The book provides a hands-on approach to implementing Azure Databricks and its associated methodologies that will make you productive in no time. Complete with detailed explanations of essential concepts, practical examples, and self-assessment questions, you'll begin with a quick introduction to Databricks core functionalities, before performing distributed model training and inference using TensorFlow and Spark MLlib. As you advance, you'll explore MLflow Model Serving on Azure Databricks and implement distributed training pipelines using HorovodRunner in Databricks.


Finally, you'll discover how to transform, use, and obtain insights from massive amounts of data to train predictive models and create entire fully working data pipelines. By the end of this MS Azure book, you'll have gained a solid understanding of how to work with Databricks to create and manage an entire big data pipeline.


What You Will Learn:

  • Create ETLs for big data in Azure Databricks
  • Train, manage, and deploy machine learning and deep learning models
  • Integrate Databricks with Azure Data Factory for extract, transform, load (ETL) pipeline creation
  • Discover how to use Horovod for distributed deep learning
  • Find out how to use Delta Engine to query and process data from Delta Lake
  • Understand how to use Data Factory in combination with Databricks
  • Use Structured Streaming in a production-like environment


Who this book is for:

This book is for software engineers, machine learning engineers, data scientists, and data engineers who are new to Azure Databricks and want to build high-quality data pipelines without worrying about infrastructure. Knowledge of Azure Databricks basics is required to learn the concepts covered in this book more effectively. A basic understanding of machine learning concepts and beginner-level Python programming knowledge is also recommended.

商品描述(中文翻譯)

快速建立和部署大型數據管道,並利用 Azure Databricks 提高生產力

主要特點:
- 理解機器學習和深度學習模型的分散式訓練和部署
- 學習 ETL 如何與 Azure Data Factory 和 Delta Lake 整合
- 探索在分散式計算基礎架構中的深度學習和機器學習模型

書籍描述:
Microsoft Azure Databricks 幫助您利用分散式計算的力量,並將其應用於創建穩健的數據管道,以及訓練和部署機器學習和深度學習模型。Databricks 的先進功能使開發人員能夠處理、轉換和探索數據。《使用 Azure Databricks 的分散式數據系統》將幫助您將對 Databricks 的知識付諸實踐,創建大數據管道。

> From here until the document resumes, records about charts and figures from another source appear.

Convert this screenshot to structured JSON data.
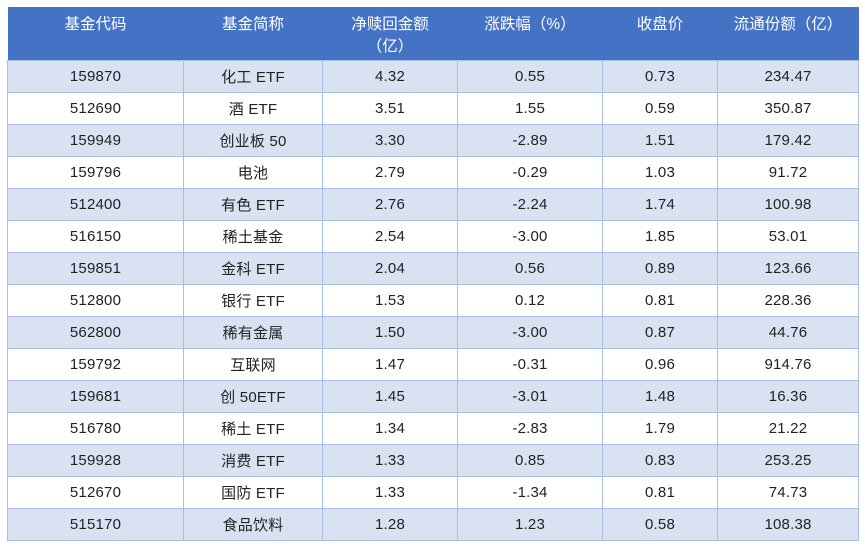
{
  "table": {
    "headers": [
      "基金代码",
      "基金简称",
      "净赎回金额\n（亿）",
      "涨跌幅（%）",
      "收盘价",
      "流通份额（亿）"
    ],
    "rows": [
      [
        "159870",
        "化工 ETF",
        "4.32",
        "0.55",
        "0.73",
        "234.47"
      ],
      [
        "512690",
        "酒 ETF",
        "3.51",
        "1.55",
        "0.59",
        "350.87"
      ],
      [
        "159949",
        "创业板 50",
        "3.30",
        "-2.89",
        "1.51",
        "179.42"
      ],
      [
        "159796",
        "电池",
        "2.79",
        "-0.29",
        "1.03",
        "91.72"
      ],
      [
        "512400",
        "有色 ETF",
        "2.76",
        "-2.24",
        "1.74",
        "100.98"
      ],
      [
        "516150",
        "稀土基金",
        "2.54",
        "-3.00",
        "1.85",
        "53.01"
      ],
      [
        "159851",
        "金科 ETF",
        "2.04",
        "0.56",
        "0.89",
        "123.66"
      ],
      [
        "512800",
        "银行 ETF",
        "1.53",
        "0.12",
        "0.81",
        "228.36"
      ],
      [
        "562800",
        "稀有金属",
        "1.50",
        "-3.00",
        "0.87",
        "44.76"
      ],
      [
        "159792",
        "互联网",
        "1.47",
        "-0.31",
        "0.96",
        "914.76"
      ],
      [
        "159681",
        "创 50ETF",
        "1.45",
        "-3.01",
        "1.48",
        "16.36"
      ],
      [
        "516780",
        "稀土 ETF",
        "1.34",
        "-2.83",
        "1.79",
        "21.22"
      ],
      [
        "159928",
        "消费 ETF",
        "1.33",
        "0.85",
        "0.83",
        "253.25"
      ],
      [
        "512670",
        "国防 ETF",
        "1.33",
        "-1.34",
        "0.81",
        "74.73"
      ],
      [
        "515170",
        "食品饮料",
        "1.28",
        "1.23",
        "0.58",
        "108.38"
      ]
    ],
    "column_names": [
      "fund-code",
      "fund-name",
      "net-redemption",
      "change-pct",
      "close-price",
      "circulating-shares"
    ],
    "colors": {
      "header_bg": "#4472C4",
      "header_text": "#FFFFFF",
      "banded_row_bg": "#D9E2F3",
      "plain_row_bg": "#FFFFFF",
      "grid_border": "#A8BEE2",
      "body_text": "#222222"
    }
  }
}
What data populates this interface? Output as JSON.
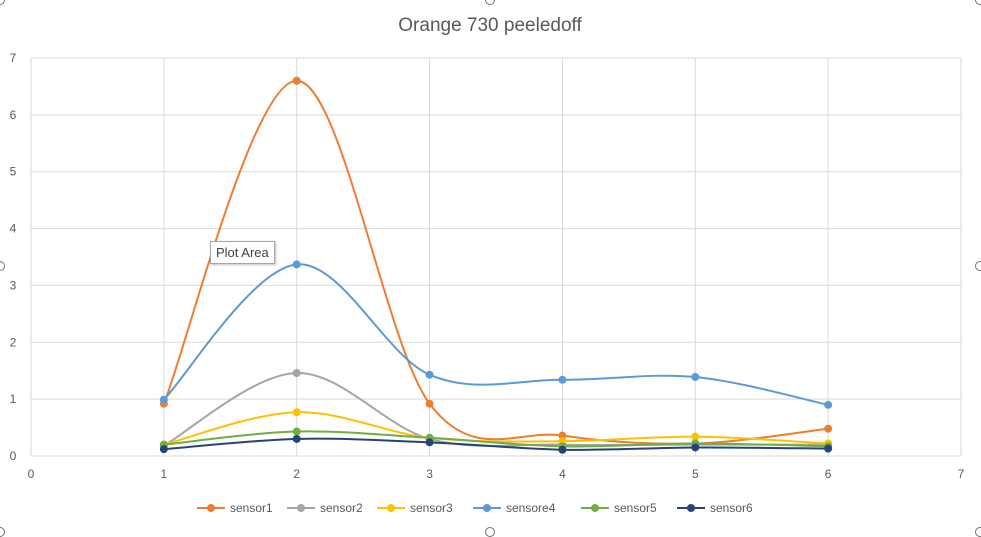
{
  "chart_data": {
    "type": "line",
    "title": "Orange 730 peeledoff",
    "x": [
      1,
      2,
      3,
      4,
      5,
      6
    ],
    "xlim": [
      0,
      7
    ],
    "ylim": [
      0,
      7
    ],
    "xticks": [
      0,
      1,
      2,
      3,
      4,
      5,
      6,
      7
    ],
    "yticks": [
      0,
      1,
      2,
      3,
      4,
      5,
      6,
      7
    ],
    "grid": true,
    "smooth": true,
    "legend_position": "bottom",
    "series": [
      {
        "name": "sensor1",
        "color": "#ED7D31",
        "values": [
          0.92,
          6.6,
          0.92,
          0.36,
          0.22,
          0.48
        ]
      },
      {
        "name": "sensor2",
        "color": "#A5A5A5",
        "values": [
          0.18,
          1.46,
          0.3,
          0.2,
          0.2,
          0.2
        ]
      },
      {
        "name": "sensor3",
        "color": "#FFC000",
        "values": [
          0.2,
          0.77,
          0.32,
          0.26,
          0.34,
          0.22
        ]
      },
      {
        "name": "sensore4",
        "color": "#5B9BD5",
        "values": [
          0.99,
          3.37,
          1.43,
          1.34,
          1.39,
          0.9
        ]
      },
      {
        "name": "sensor5",
        "color": "#70AD47",
        "values": [
          0.2,
          0.43,
          0.32,
          0.17,
          0.22,
          0.17
        ]
      },
      {
        "name": "sensor6",
        "color": "#264478",
        "values": [
          0.12,
          0.3,
          0.24,
          0.11,
          0.15,
          0.13
        ]
      }
    ]
  },
  "tooltip": {
    "label": "Plot Area"
  }
}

本書提供了一種實踐方法來實施 Azure Databricks 及其相關方法論,讓您迅速提高生產力。書中詳細解釋了基本概念、實用範例和自我評估問題,您將從快速介紹 Databricks 的核心功能開始,然後使用 TensorFlow 和 Spark MLlib 進行分散式模型訓練和推斷。隨著進展,您將探索 Azure Databricks 上的 MLflow 模型服務,並在 Databricks 中使用 HorovodRunner 實施分散式訓練管道。

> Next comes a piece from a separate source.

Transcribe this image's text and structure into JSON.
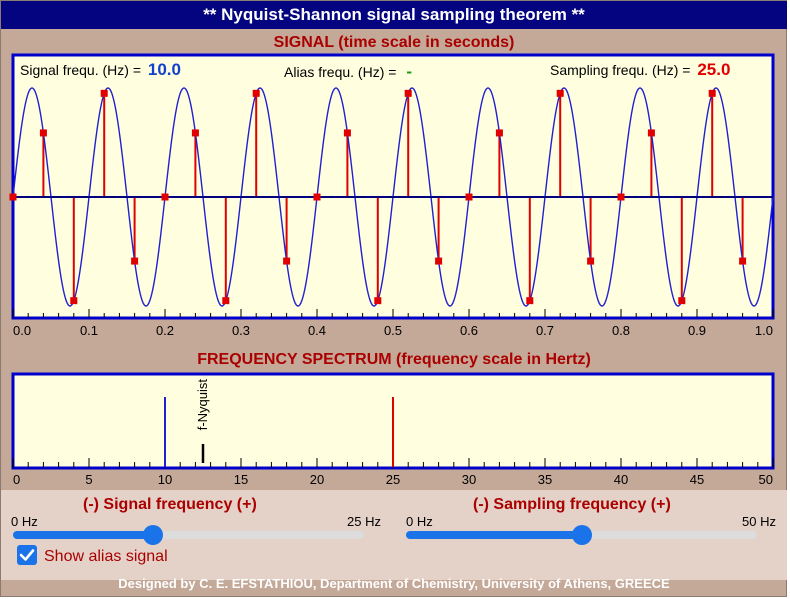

最後,您將發現如何轉換、使用和從大量數據中獲取見解,以訓練預測模型並創建完整的運作數據管道。在這本 Microsoft Azure 書籍結束時,您將對如何使用 Databricks 創建和管理整個大數據管道有一個堅實的理解。

您將學到的內容:
- 在 Azure Databricks 中創建大數據的 ETL
- 訓練、管理和部署機器學習和深度學習模型
- 將 Databricks 與 Azure Data Factory 整合以創建提取、轉換、加載 (ETL) 管道
- 探索如何使用 Horovod 進行分散式深度學習
- 瞭解如何使用 Delta Engine 查詢和處理來自 Delta Lake 的數據
- 理解如何將 Data Factory 與 Databricks 結合使用
- 在類生產環境中使用結構化流式處理

本書適合對象:
本書適合新接觸 Azure Databricks 的軟體工程師、機器學習工程師、數據科學家和數據工程師,並希望在不擔心基礎設施的情況下構建高品質的數據管道。為了更有效地學習本書所涵蓋的概念,建議具備 Azure Databricks 基礎知識。此外,對機器學習概念的基本理解和初級 Python 編程知識也是推薦的。